Meskipun rencana ini belum terealisasi bulan ini, namun Juni atau Juli dipastikan akan tiba. Beragam protes terjadi baik dari Gubernur maupun Anggota Dewan namun Menteri Koordinator Bidang Kemaritiman dan investasi, Luhut Binsar Pandjaitan, memastikan TKA itu akan datang bulan Juni atau Juli.(10/5/2020)
Lagi-lagi alasan keahlian dan teknologi, pemerintah melakukan itu, namun banyak pihak yang mensinyalir adanya keterlibatan Mentri yang berpengaruh di lingkup Kabinet Kerja Presiden Jokowi hingga Komisi IX DPR RI, Saleh Partaonan Daulay mengecap pemerintah Indonesia terlalu "lembek" ketika berhadapan dengan investor China.( Kamis, 30/4/2020).
Menganalisis peristiwa diatas tentu kita sangat miris, warga negara Indonesia tidak mendapat pekerjaan di dalam negeri, sehingga bekerja menjadi TKI di negara asing tanpa ketrampilan yang memadai sehingga nasibnya terlunta-lunta, menjadi buruh dan budak, tidak diurus Pemerintah sementara Pemerintah sangat menganak emaskan TKA Asing, khususnya asal China yang difasilitasi untuk bekerja di dalam negeri.
Kenapa hal ini bisa terjadi?
Sebenarnya apa yang terjadi dan kita saksikan dengan nyata bahwa para penguasa yang duduk di Pemerintahan betul-betul melaksanakan Sistem kehidupan Kapitalisme-Demokrasi.
Sistem ini telah menjadikan Kebebasan semua orang untuk memiliki harta hingga Kekuasaan dan kedaulatan tertinggi ada ditangan Pemilik Modal (Kapital). Sementara negara berfungsi menjadi fasilitator Pengusaha mengeruk harta rakyat.
Maka wajar bila kekayaan yang ada di Indonesia khususnya dan dunia pada umumnya dikuasai oleh tak lebih dari 20 persen Pemilik modal. Dengan uang inilah para pengusaha Nasional maupun Internasional mengendalikan suatu negara.

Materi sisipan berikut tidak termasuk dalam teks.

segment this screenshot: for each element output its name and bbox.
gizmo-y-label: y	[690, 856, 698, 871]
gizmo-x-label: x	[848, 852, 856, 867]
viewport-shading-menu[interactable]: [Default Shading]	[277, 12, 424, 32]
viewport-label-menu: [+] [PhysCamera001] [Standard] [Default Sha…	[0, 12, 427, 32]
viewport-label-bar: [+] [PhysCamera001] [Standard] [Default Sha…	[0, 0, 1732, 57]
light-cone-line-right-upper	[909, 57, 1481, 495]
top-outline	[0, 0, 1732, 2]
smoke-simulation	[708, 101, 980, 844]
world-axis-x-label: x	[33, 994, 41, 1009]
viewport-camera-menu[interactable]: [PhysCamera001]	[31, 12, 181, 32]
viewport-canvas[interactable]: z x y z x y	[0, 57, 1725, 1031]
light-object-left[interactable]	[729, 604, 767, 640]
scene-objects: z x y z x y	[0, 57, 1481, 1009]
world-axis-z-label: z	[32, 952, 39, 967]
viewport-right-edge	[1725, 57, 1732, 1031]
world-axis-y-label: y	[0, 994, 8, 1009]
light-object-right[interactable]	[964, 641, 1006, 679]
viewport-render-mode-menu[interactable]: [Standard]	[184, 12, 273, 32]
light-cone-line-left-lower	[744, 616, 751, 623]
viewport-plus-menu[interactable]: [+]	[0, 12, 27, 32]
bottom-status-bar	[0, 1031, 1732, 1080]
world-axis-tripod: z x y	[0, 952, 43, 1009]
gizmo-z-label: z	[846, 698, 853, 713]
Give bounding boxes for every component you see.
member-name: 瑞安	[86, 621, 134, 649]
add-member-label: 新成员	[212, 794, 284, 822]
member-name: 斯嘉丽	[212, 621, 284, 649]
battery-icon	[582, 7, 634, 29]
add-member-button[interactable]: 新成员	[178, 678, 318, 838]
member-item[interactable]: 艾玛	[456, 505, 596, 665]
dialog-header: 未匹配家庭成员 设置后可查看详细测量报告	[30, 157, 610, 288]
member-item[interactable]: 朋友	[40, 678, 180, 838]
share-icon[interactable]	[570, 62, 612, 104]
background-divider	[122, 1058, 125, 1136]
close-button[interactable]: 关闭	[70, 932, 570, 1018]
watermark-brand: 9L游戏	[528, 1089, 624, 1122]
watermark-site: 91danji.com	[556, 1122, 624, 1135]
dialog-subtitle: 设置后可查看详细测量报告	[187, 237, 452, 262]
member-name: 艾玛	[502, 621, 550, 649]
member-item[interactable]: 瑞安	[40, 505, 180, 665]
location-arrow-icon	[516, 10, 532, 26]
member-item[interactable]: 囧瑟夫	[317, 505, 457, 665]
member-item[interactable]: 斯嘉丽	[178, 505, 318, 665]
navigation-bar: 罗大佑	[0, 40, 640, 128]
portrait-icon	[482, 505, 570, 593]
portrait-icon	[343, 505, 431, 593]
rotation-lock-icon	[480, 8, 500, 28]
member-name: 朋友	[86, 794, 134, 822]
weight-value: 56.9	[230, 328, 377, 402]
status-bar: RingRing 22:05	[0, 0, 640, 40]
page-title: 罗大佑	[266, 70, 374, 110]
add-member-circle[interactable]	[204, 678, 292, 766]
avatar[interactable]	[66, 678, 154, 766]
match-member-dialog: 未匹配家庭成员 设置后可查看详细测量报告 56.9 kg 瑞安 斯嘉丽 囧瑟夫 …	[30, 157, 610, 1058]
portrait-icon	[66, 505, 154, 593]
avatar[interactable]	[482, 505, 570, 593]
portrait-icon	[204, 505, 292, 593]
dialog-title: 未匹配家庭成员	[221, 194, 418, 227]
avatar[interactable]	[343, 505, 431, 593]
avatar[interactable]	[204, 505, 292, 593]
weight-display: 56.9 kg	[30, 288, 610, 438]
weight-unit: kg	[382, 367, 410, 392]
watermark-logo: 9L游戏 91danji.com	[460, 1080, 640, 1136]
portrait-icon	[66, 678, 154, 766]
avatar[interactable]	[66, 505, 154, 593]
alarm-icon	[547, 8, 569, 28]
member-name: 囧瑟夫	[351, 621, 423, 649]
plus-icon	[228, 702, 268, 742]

Hal ini bisa terjadi karena metode untuk meraih kekuasaan adalah dengan Demokrasi. Seolah berdalih kekuasaan ditangan rakyat, para Kapital inilah yang menjadi penguasa yang hakiki.
Dalam sistem demokrasi, biaya untuk menjadi penguasa sangat lah mahal, tidak akan mungkin didapat oleh rakyat yang berkualitas sementara tak punya harta. Maka calon penguasa harus mengeluarkan uang sebanyak-banyaknya untuk menjadi penguasa. Bila tidak punya uang lobi-lobi terhadap pengusaha adalah jalan satu-satunya untuk meraih kekuasaan.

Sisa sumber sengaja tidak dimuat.